Grietje deed de eerste avond weer thuis haar best om vriendelijk te wezen tegen haar man en haar schoonouders. Zij herhaalde met stemgeluid van opgewektheid wat Jan haar in een brief geschreven had. ‘Je heb veul twillinge hé Jan? 't gaat dut voor jaar nog al goed met de lammeren loof ik.’
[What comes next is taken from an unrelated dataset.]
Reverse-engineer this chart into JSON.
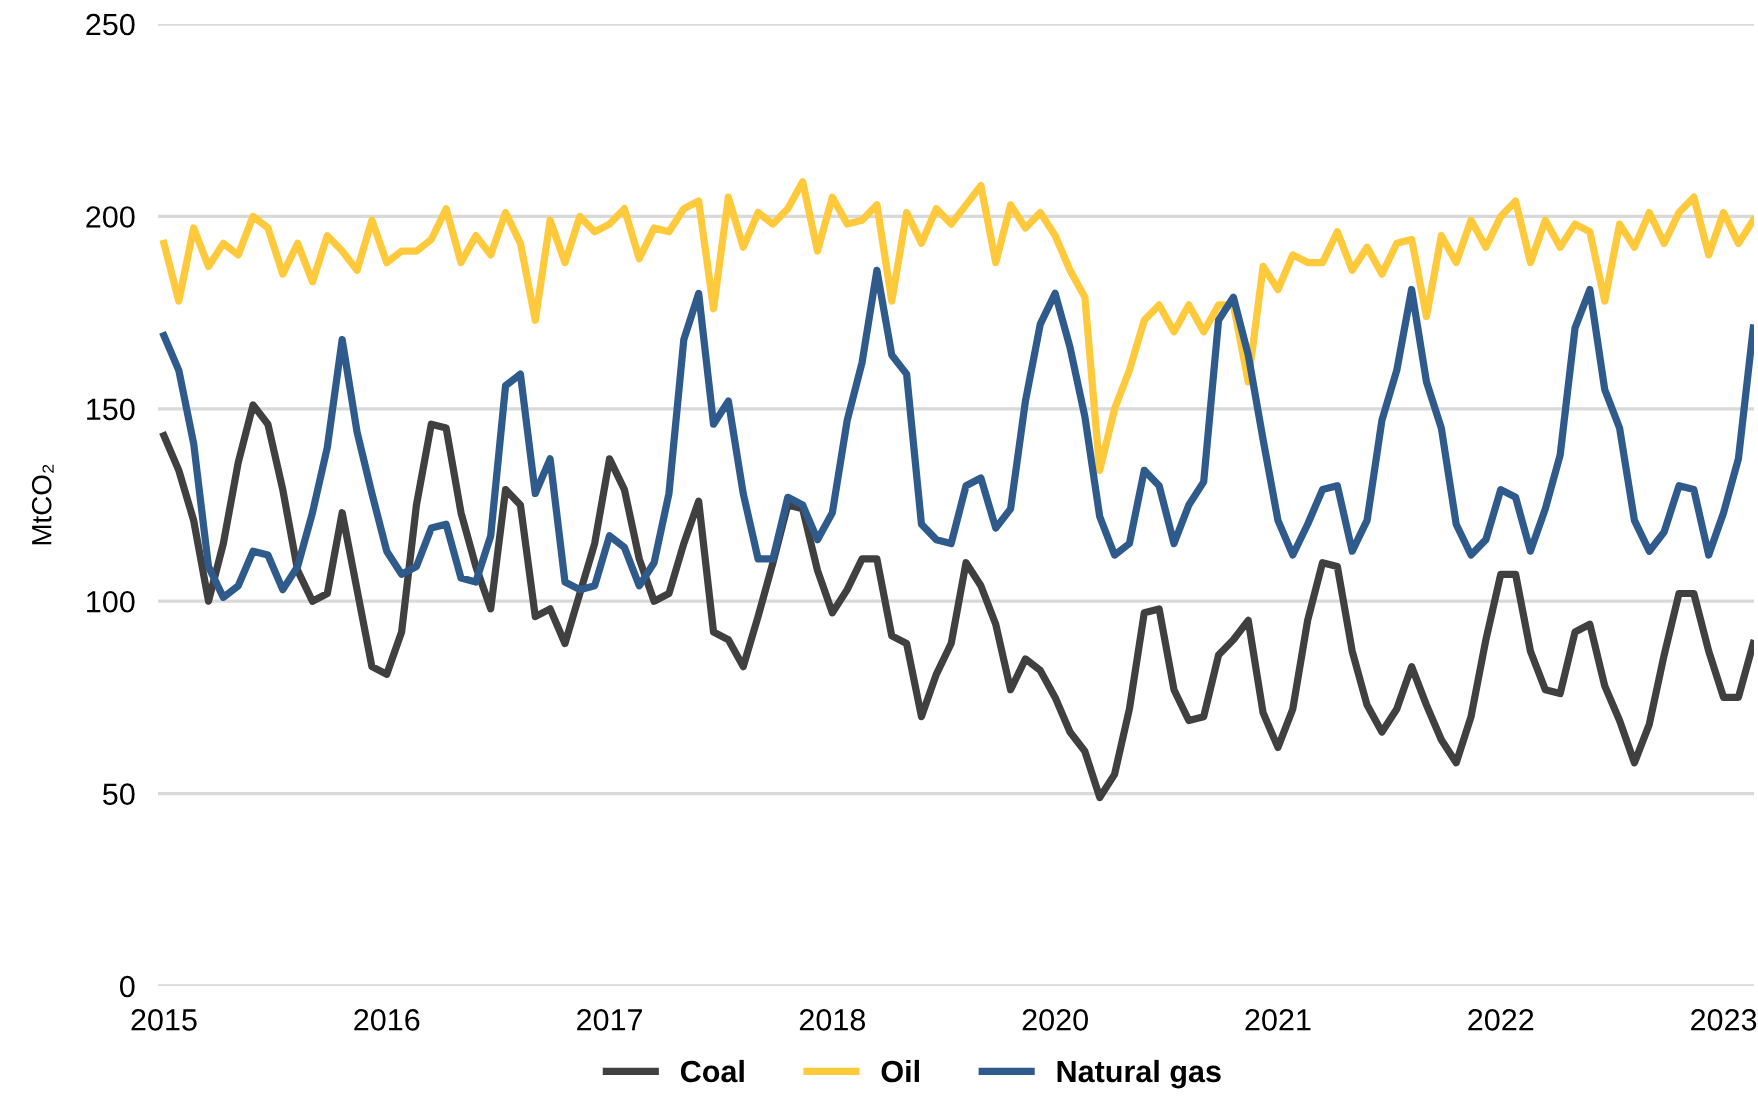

Het werk-leven begon weer zijn gang te gaan. Dagelijks voelde Grietje afkeer van haar arbeid - zij zou al die potten en pannen,
| |
| |
die kleeren die zij te naaien en die luiers die zij te spoelen had wel in een hoek willen smijten, begon ze tegen Jan. Op een keer zou zij aan 't Oudeschild Vrouw Kortenhoeven, die ziek was geworden, op gaan zoeken; met haar hoed en mantel aan stond zij tegenover haar man, en zag hem aan, terwijl zij sprak.
‘Ik gaan na 't Skil, dan kom ik de sloot bee 't Skulpepadje langs, deer ken ik mien eigen altoos nog in verdrinken - en ás ik 'et niet doen’.
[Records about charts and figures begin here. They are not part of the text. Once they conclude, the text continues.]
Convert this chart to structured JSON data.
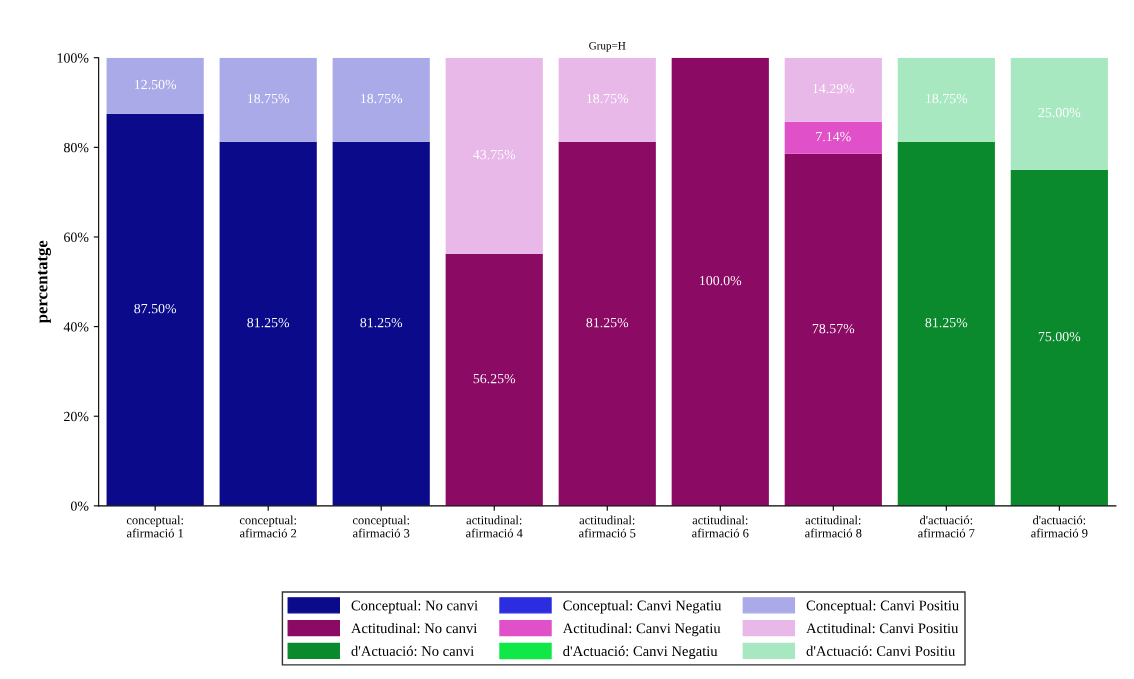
{
  "chart_data": {
    "type": "bar",
    "stacked": true,
    "title": "Grup=H",
    "ylabel": "percentatge",
    "categories": [
      "conceptual:\nafirmació 1",
      "conceptual:\nafirmació 2",
      "conceptual:\nafirmació 3",
      "actitudinal:\nafirmació 4",
      "actitudinal:\nafirmació 5",
      "actitudinal:\nafirmació 6",
      "actitudinal:\nafirmació 8",
      "d'actuació:\nafirmació 7",
      "d'actuació:\nafirmació 9"
    ],
    "series": [
      {
        "name": "Conceptual: No canvi",
        "color": "#0a0a8a",
        "values": [
          87.5,
          81.25,
          81.25,
          null,
          null,
          null,
          null,
          null,
          null
        ],
        "value_labels": [
          "87.50%",
          "81.25%",
          "81.25%",
          null,
          null,
          null,
          null,
          null,
          null
        ]
      },
      {
        "name": "Actitudinal: No canvi",
        "color": "#8a0a64",
        "values": [
          null,
          null,
          null,
          56.25,
          81.25,
          100,
          78.57,
          null,
          null
        ],
        "value_labels": [
          null,
          null,
          null,
          "56.25%",
          "81.25%",
          "100.0%",
          "78.57%",
          null,
          null
        ]
      },
      {
        "name": "d'Actuació: No canvi",
        "color": "#0a8a2c",
        "values": [
          null,
          null,
          null,
          null,
          null,
          null,
          null,
          81.25,
          75
        ],
        "value_labels": [
          null,
          null,
          null,
          null,
          null,
          null,
          null,
          "81.25%",
          "75.00%"
        ]
      },
      {
        "name": "Conceptual: Canvi Negatiu",
        "color": "#2c2ce0",
        "values": [
          null,
          null,
          null,
          null,
          null,
          null,
          null,
          null,
          null
        ]
      },
      {
        "name": "Actitudinal: Canvi Negatiu",
        "color": "#e050c8",
        "values": [
          null,
          null,
          null,
          null,
          null,
          null,
          7.14,
          null,
          null
        ],
        "value_labels": [
          null,
          null,
          null,
          null,
          null,
          null,
          "7.14%",
          null,
          null
        ]
      },
      {
        "name": "d'Actuació: Canvi Negatiu",
        "color": "#10e848",
        "values": [
          null,
          null,
          null,
          null,
          null,
          null,
          null,
          null,
          null
        ]
      },
      {
        "name": "Conceptual: Canvi Positiu",
        "color": "#aaaae8",
        "values": [
          12.5,
          18.75,
          18.75,
          null,
          null,
          null,
          null,
          null,
          null
        ],
        "value_labels": [
          "12.50%",
          "18.75%",
          "18.75%",
          null,
          null,
          null,
          null,
          null,
          null
        ]
      },
      {
        "name": "Actitudinal: Canvi Positiu",
        "color": "#e8b8e8",
        "values": [
          null,
          null,
          null,
          43.75,
          18.75,
          null,
          14.29,
          null,
          null
        ],
        "value_labels": [
          null,
          null,
          null,
          "43.75%",
          "18.75%",
          null,
          "14.29%",
          null,
          null
        ]
      },
      {
        "name": "d'Actuació: Canvi Positiu",
        "color": "#a8e8c0",
        "values": [
          null,
          null,
          null,
          null,
          null,
          null,
          null,
          18.75,
          25
        ],
        "value_labels": [
          null,
          null,
          null,
          null,
          null,
          null,
          null,
          "18.75%",
          "25.00%"
        ]
      }
    ],
    "ylim": [
      0,
      100
    ],
    "yticks": [
      {
        "value": 0,
        "label": "0%"
      },
      {
        "value": 20,
        "label": "20%"
      },
      {
        "value": 40,
        "label": "40%"
      },
      {
        "value": 60,
        "label": "60%"
      },
      {
        "value": 80,
        "label": "80%"
      },
      {
        "value": 100,
        "label": "100%"
      }
    ],
    "grid": false,
    "legend": "bottom"
  }
}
Jan vloog op van zijn stoel en stampvoette. ‘Verdomd skei je d'r nou es over uut’.
Plots met een bang gezicht keek Grietje naar hem; dan ging zij het vertrek uit.
Jans verjaardag viel in de hooitijd, op een Zondag. Sinds zijn trouwen had de jonge boer zoo'n best jaar nog niet gehad; nu had hij al meer wagens binnen dan een van de beide vorige zomers, en nog was van eenige stukken land het hooi niet af gehaald. Die Zondag was hij opgewekt, zin had hij om malligheid te maken: zijn vrouw streek hij onder de kin, maar zij trok met een ruk haar hoofd weg; toen nam hij zijn zoontje op de knie, en praatte gekheid tegen het kind.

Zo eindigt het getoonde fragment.